The architecture that we use not only addresses the above listed limitations, it also, adds additional flexibility and makes the setup highly redundant and linearly scalable.
Without further ado, let us get to it.
Solution that we implemented: Topology
- Across the fabric and edge, we use BGP as a routing protocol. It gives us a lot of flexibility in terms of having redundant paths, auto-failover, quick convergence.
- ISP Links are terminated at edge router and BGP session is established between ISP and Edge router.

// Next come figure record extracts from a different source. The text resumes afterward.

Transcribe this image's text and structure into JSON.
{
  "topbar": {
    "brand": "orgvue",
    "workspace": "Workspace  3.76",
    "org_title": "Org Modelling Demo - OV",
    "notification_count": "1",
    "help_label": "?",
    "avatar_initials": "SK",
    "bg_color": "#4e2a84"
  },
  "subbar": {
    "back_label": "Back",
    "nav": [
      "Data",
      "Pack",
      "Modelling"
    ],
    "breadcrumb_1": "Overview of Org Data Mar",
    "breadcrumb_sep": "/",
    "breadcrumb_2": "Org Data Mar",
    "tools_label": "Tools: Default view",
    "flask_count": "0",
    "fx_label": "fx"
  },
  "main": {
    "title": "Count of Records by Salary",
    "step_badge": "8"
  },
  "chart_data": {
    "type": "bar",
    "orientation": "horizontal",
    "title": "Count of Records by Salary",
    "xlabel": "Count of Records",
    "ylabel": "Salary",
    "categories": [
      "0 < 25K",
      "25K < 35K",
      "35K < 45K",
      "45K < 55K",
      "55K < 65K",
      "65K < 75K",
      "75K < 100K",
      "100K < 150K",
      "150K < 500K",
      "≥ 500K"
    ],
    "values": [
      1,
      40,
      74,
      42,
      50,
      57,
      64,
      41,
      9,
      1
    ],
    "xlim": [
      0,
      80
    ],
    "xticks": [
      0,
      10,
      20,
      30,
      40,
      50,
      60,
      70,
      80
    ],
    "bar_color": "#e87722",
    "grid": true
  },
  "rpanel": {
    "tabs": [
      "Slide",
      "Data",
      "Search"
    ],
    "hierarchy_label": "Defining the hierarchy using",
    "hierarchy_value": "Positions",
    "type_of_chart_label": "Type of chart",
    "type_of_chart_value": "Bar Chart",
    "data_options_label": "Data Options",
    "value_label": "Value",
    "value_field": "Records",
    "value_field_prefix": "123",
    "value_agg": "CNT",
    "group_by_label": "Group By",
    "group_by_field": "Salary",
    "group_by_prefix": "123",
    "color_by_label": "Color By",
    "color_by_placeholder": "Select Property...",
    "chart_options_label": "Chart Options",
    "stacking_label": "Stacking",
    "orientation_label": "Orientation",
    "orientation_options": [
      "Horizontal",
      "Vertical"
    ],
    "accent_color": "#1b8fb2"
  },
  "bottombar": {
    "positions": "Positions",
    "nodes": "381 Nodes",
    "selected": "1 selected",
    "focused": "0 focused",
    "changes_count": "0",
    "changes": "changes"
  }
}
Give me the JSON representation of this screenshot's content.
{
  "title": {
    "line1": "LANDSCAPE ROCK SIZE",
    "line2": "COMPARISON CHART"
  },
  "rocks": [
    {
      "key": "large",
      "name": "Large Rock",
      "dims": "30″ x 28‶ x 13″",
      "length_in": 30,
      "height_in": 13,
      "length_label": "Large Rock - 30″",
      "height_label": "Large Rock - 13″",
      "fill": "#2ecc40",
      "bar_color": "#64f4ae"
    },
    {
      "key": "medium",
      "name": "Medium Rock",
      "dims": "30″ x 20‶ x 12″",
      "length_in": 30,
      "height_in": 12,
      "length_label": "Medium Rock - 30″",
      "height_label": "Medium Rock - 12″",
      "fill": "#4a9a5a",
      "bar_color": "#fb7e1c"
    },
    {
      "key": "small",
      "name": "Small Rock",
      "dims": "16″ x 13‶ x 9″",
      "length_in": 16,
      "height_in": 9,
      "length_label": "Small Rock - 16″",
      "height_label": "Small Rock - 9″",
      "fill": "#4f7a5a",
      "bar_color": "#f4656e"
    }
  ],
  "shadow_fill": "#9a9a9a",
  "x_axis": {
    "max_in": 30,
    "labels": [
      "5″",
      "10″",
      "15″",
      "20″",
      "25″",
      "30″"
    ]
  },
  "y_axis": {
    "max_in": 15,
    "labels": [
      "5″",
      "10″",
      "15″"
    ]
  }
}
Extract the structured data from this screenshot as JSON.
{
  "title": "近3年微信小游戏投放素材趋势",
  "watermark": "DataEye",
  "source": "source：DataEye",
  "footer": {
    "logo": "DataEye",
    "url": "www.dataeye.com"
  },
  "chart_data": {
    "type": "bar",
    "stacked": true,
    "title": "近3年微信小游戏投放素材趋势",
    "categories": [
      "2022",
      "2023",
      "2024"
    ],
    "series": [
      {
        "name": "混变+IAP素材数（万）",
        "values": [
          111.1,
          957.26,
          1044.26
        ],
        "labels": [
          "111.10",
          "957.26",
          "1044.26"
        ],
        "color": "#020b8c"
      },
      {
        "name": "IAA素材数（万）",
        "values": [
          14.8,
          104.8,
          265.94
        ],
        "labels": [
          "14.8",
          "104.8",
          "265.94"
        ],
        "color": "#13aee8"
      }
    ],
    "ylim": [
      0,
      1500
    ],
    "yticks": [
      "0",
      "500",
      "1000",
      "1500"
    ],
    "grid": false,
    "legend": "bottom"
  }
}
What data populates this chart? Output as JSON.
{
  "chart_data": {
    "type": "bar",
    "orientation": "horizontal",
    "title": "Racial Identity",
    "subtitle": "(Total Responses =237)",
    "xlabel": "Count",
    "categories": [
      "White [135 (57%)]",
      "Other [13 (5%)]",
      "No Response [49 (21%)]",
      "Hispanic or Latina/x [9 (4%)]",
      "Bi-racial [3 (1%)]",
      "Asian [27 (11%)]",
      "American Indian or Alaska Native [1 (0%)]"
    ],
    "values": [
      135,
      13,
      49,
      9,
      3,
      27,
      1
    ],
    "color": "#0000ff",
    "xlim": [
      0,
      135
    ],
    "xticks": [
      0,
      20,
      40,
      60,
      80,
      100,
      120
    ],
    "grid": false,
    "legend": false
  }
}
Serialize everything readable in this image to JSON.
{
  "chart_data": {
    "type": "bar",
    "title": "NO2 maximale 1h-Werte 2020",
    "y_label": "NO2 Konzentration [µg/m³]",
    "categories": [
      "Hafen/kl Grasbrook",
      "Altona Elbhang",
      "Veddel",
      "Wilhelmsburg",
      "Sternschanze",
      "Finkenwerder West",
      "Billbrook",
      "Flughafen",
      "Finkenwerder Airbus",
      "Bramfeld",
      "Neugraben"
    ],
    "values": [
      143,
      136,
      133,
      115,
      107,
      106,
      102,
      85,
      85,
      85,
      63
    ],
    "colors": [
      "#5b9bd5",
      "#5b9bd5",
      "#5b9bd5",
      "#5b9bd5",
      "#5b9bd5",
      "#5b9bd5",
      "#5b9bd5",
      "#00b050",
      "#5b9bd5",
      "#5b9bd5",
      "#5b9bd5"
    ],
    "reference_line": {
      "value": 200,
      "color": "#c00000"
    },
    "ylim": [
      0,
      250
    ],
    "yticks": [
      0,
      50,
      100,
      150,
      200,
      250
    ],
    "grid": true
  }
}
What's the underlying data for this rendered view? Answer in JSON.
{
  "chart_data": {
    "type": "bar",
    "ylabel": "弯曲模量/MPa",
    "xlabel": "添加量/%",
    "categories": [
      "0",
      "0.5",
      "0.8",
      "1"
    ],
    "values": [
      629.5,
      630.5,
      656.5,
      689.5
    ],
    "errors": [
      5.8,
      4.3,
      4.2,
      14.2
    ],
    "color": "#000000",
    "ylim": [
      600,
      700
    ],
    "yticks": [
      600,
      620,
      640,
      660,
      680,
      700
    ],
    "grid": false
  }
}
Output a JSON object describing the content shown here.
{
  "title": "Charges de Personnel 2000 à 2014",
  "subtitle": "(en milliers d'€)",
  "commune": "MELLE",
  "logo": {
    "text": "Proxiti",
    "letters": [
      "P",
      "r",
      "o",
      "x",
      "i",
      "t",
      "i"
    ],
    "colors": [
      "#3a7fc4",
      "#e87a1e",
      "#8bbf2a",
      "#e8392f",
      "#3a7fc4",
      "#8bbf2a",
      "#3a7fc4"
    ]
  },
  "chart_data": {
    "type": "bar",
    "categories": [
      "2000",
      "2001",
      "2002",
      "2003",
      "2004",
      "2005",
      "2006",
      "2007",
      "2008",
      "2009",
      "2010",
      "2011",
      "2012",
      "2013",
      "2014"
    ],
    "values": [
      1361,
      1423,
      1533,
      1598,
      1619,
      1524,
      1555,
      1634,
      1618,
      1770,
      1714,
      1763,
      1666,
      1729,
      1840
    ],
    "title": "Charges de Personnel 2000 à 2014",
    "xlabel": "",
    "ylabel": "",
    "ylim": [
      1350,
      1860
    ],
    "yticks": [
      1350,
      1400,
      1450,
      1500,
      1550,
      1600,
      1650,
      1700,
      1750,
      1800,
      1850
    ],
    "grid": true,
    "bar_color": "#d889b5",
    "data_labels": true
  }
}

- ECMP / Multipath BGP is enabled and both the edge routers advertise the public prefix and accept default from ISP.
Things to Note:
- Each firewall is independent and has its own BGP peering with Edge Router
- Fabric is connected to all the firewalls and has a BGP peering session with each of the firewall
- All BGP sessions are e-BGP with multi-path option enabled for ECMP capabilities.
- As each of the firewall is an independent node, we get the below benefits:
- No need to form firewall clusters
- Each firewall has its own capacity and total capacity of the network is a sum of capacities of each of the firewalls, making this a linearly scalable system
- As there is no cluster, there is no requirement of homogeneity in terms of Firewall make / model / firmware version. If all of them can talk BGP, you can mix and match
- This opens the capability of running virtual firewalls like Juniper vSRX on KVM and easily augment more capacity if needed.
Challenges / Issues faced:
- Session breakage due to asymmetric routing in firewall
- With multiple firewalls acting in active mode and ECMP in place, there is all possibility that asymmetric routing takes place (Forward path and Reverse path for the packet is not the same).
- There are multiple ways to address this, some of them are,
- performing SNAT+DNAT at firewall so that forward and reply path is deterministic.
- Use of PBR (policy / source-based routing) at the network fabric layer to route the reply packet back to correct firewall
Next step towards more stability and redundancy is to have multiple different ISP upstream and use BGP along with CDN`s load balancing capabilities to deterministically shape and route client traffic to achieve maximum efficiency.